Wie Jesus am Ende das Scheitern seiner Mission am Kreuz erlebt und noch in diesem Scheitern für diejenigen, die die Botschaft nicht an­nehmen, ja für die Täter, stellvertretend betet und stellvertretend sühnt, so ist auch die kirchliche Mission nicht mit dem Scheitern zu Ende, sie zieht sich dann nicht auf sich zurück, sondern begibt sich in den anderen Modus, in die andere Qualität des missionarischen Han­delns, nämlich in das stellvertretende Fürbittgebet und in ein sakra­mentales Feiern, das die Nichtdazugehörigen, die ganz Anderen nicht aus dem Blick verliert, sondern im Radius des universalen Heiles wahrnimmt. So zeigt sich die Stellvertretung als ein wichtiger Vollzug einer missionarischen Kirche.

7. Ausblick

Mit einer auch stellvertretend missionarischen Kirche verliert die nicht aufgebbare Universalität des neutestamentlichen Missionsbefehls (Mt 28,18–20) ihr irrsinnig fundamentalistisches Missverständnis, als müsse sich die ganze Welt ins Christentum integrieren, ein fatales Miss­verständnis, das Millionen von Menschen Freiheit und Leben gekostet hat und auch heute zunehmend wieder in den Religionen Platz greift. Die „exklusive“ Einmaligkeit der christlichen Wahrheit besteht darin, dass alle Exklusivismen, welche religiöses Heil und zwischenmensch­liche Solidarität begrenzen, als nichtwahrheitsfähig und als nichtle­bensfördernd ausgegrenzt werden. Die paulinische Behauptung, dass alle Menschen von Gott geliebt sind, noch bevor und auch wenn sie sich nicht verändern (vgl. Fuchs 2017), hat also selbst eine scharfe Grenze gegenüber jedem Heilsexklusivismus.

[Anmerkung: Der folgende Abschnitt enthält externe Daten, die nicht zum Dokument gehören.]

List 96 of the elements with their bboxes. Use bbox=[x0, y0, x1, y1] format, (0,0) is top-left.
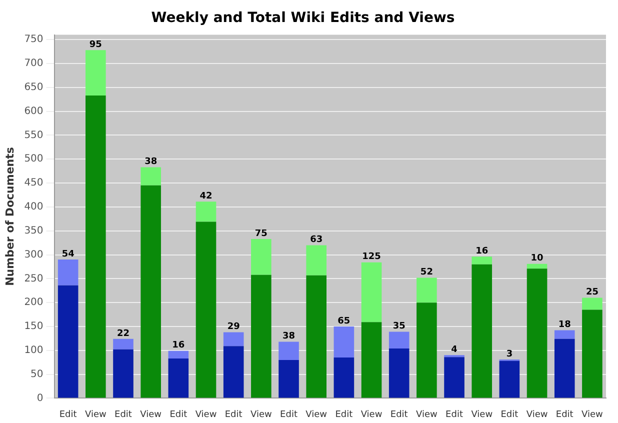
y-tick-label: 250 bbox=[24, 273, 44, 284]
bar bbox=[196, 202, 216, 222]
data-label: 52 bbox=[420, 268, 433, 278]
y-tick-label: 650 bbox=[24, 82, 44, 93]
x-tick-label: Edit bbox=[280, 410, 298, 420]
data-label: 38 bbox=[282, 332, 296, 342]
x-tick-label: Edit bbox=[500, 410, 519, 420]
bar bbox=[113, 338, 134, 350]
bar bbox=[416, 278, 437, 303]
y-tick-label: 450 bbox=[24, 178, 44, 189]
bar bbox=[472, 264, 492, 398]
y-tick-label: 550 bbox=[24, 130, 44, 141]
x-tick-label: View bbox=[306, 410, 328, 420]
data-label: 16 bbox=[172, 340, 185, 351]
y-tick-label: 350 bbox=[24, 225, 44, 236]
x-tick-label: View bbox=[360, 410, 382, 420]
y-tick-label: 600 bbox=[24, 106, 44, 117]
x-tick-label: View bbox=[526, 410, 548, 420]
x-tick-label: View bbox=[416, 410, 438, 420]
data-label: 125 bbox=[362, 252, 381, 262]
bar bbox=[251, 238, 272, 275]
bar bbox=[223, 332, 244, 346]
y-axis-title: Number of Documents bbox=[3, 146, 16, 286]
data-label: 54 bbox=[62, 249, 74, 260]
bar bbox=[361, 262, 382, 322]
bar bbox=[334, 326, 354, 358]
bar bbox=[278, 360, 299, 398]
x-tick-label: Edit bbox=[446, 410, 464, 420]
data-label: 75 bbox=[254, 228, 268, 239]
data-label: 29 bbox=[227, 322, 240, 332]
y-tick-label: 300 bbox=[24, 249, 44, 260]
bar bbox=[140, 167, 161, 186]
y-tick-label: 400 bbox=[24, 202, 44, 213]
bar bbox=[113, 349, 134, 398]
x-tick-label: View bbox=[582, 410, 603, 420]
data-label: 22 bbox=[116, 328, 130, 339]
bar bbox=[416, 302, 437, 398]
bar bbox=[444, 357, 464, 398]
x-tick-label: Edit bbox=[335, 410, 354, 420]
bar bbox=[388, 348, 410, 398]
y-tick-label: 0 bbox=[36, 392, 44, 404]
y-tick-label: 50 bbox=[30, 368, 44, 380]
data-label: 63 bbox=[310, 235, 323, 246]
data-label: 18 bbox=[558, 320, 571, 330]
bar bbox=[306, 275, 326, 398]
data-label: 38 bbox=[144, 157, 158, 168]
bar bbox=[58, 285, 78, 398]
x-tick-label: Edit bbox=[390, 410, 408, 420]
y-tick-label: 100 bbox=[24, 344, 44, 356]
bar bbox=[140, 185, 161, 398]
x-tick-label: View bbox=[140, 410, 162, 420]
bar bbox=[196, 222, 216, 398]
bar bbox=[582, 298, 602, 310]
data-label: 35 bbox=[392, 322, 406, 332]
bar bbox=[86, 50, 106, 96]
bar bbox=[554, 330, 575, 339]
x-tick-label: View bbox=[471, 410, 493, 420]
bar bbox=[251, 274, 272, 398]
bar bbox=[582, 310, 602, 398]
bar bbox=[86, 96, 106, 398]
data-label: 3 bbox=[506, 349, 513, 360]
bar bbox=[306, 245, 326, 276]
bar bbox=[361, 322, 382, 398]
chart-title: Weekly and Total Wiki Edits and Views bbox=[151, 10, 455, 26]
bar bbox=[168, 350, 189, 359]
y-tick-label: 500 bbox=[24, 154, 44, 165]
x-tick-label: Edit bbox=[170, 410, 188, 420]
data-label: 95 bbox=[89, 40, 102, 50]
bar bbox=[554, 338, 575, 398]
y-tick-label: 200 bbox=[24, 297, 44, 308]
data-label: 42 bbox=[200, 192, 212, 202]
data-label: 4 bbox=[451, 345, 458, 356]
y-tick-label: 150 bbox=[24, 321, 44, 332]
x-tick-label: View bbox=[250, 410, 272, 420]
bar bbox=[278, 342, 299, 360]
bar bbox=[526, 264, 548, 269]
x-tick-label: Edit bbox=[224, 410, 243, 420]
bar bbox=[472, 256, 492, 264]
y-tick-label: 750 bbox=[24, 34, 44, 46]
x-tick-label: View bbox=[195, 410, 217, 420]
x-tick-label: Edit bbox=[556, 410, 574, 420]
bar bbox=[58, 260, 78, 286]
bar bbox=[526, 268, 548, 398]
bar bbox=[499, 360, 520, 398]
bar bbox=[223, 346, 244, 398]
data-label: 65 bbox=[338, 316, 350, 326]
x-tick-label: Edit bbox=[114, 410, 132, 420]
x-tick-label: View bbox=[84, 410, 106, 420]
data-label: 16 bbox=[476, 246, 488, 257]
data-label: 10 bbox=[530, 254, 544, 264]
data-label: 25 bbox=[586, 288, 598, 298]
bar bbox=[168, 358, 189, 398]
x-tick-label: Edit bbox=[59, 410, 78, 420]
bar bbox=[388, 332, 410, 348]
y-tick-label: 700 bbox=[24, 58, 44, 70]
bar bbox=[334, 358, 354, 398]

Allerdings wird diese Art von Exklusivität selber nochmals im Christen­tum unterlaufen von der Versöhnungsbotschaft und dem Versöhnungs­­handeln Jesu, wenn er den Sündern und Sünderinnen begegnet und sie nicht ausgeschlossen haben will. Und wenn er genau dies am Kreuz endgültig verwirklicht. Vom Kreuz her bittet Jesus für die Täter, also für die, die ihn ans Kreuz schlagen, die einen Siegerexklusivismus vertreten und Menschen Leid zufügen, um Vergebung und offenbart darin, dass auch sie nicht aus dem Heil Gottes exkludiert sind.

Wenn es richtig ist, dass Gott freie Menschen will und dass diese Frei­heit unter keinen Sanktionen steht – denn was soll eine Freiheit, die durch Drohung begrenzt ist –, dann kann die tragende Basis dieser Freiheit nur sein, dass dieser freie Mensch, was immer er entscheidet und tut, von Gott unbedingt angenommen ist und bleibt. Jeder reale oder angedrohte Liebesentzug würde die Freiheit zum schlechten Witz machen. Lieben heißt nicht, dass man Haltung und Handeln der Gelieb­ten gutheißen müsste, um sie lieben zu können. Eltern lieben oft auch dann ihre Söhne und Töchter noch, wenn sie schlimm werden, dann allerdings nicht mehr mit Freude, sondern mit Schmerz. Die Intensität verändert sich nicht. Dies ist eine wichtige Erfahrungsspur für die bedingungslose Liebe Gottes. Das Kreuz Jesu ist die Wirklichkeit des Gottesschmerzes.

Der mittlerweile im Christentum weitgehend anerkannten Universali­tät der Diakonie, nämlich dass alle Menschen, welchen Glaubens oder Nichtglaubens sie auch immer sind, welche Schuld auch immer sie auf sich geladen haben, ein Anrecht auf Hilfe und Barmherzigkeit, Befrei­ung und Gerechtigkeit haben, entspricht eine eigenartige Universalität des Glaubens: nämlich dass in ihm darauf vertraut wird, dass alle Men­schen von Gott geliebt sind, dass der Glaube genau dies sagt, ohne sich selbst zur Bedingung der Liebe zu machen, und dass die Gläubigen stell­vertretend für alle anderen diesen Glauben für die Rettung der ganzen Welt aufrechterhalten und im Leben und Ritual darstellen. So dass die Gläubigen stellvertretend für diejenigen, die nicht glauben können oder wollen, glauben und beten. Michel Certeaus Diktum „nicht ohne die Anderen“ gilt unbegrenzt und radikal, nicht nur im diakoni­schen, son­dern auch im glaubens-spirituellen Sinn. Daraus folgt eine missionari­sche Kirche, die ihr Wesen auch dann nicht aufgibt, wenn sie ohne Ge­winn im Sinne von Erfolg und Rekrutierung bleibt.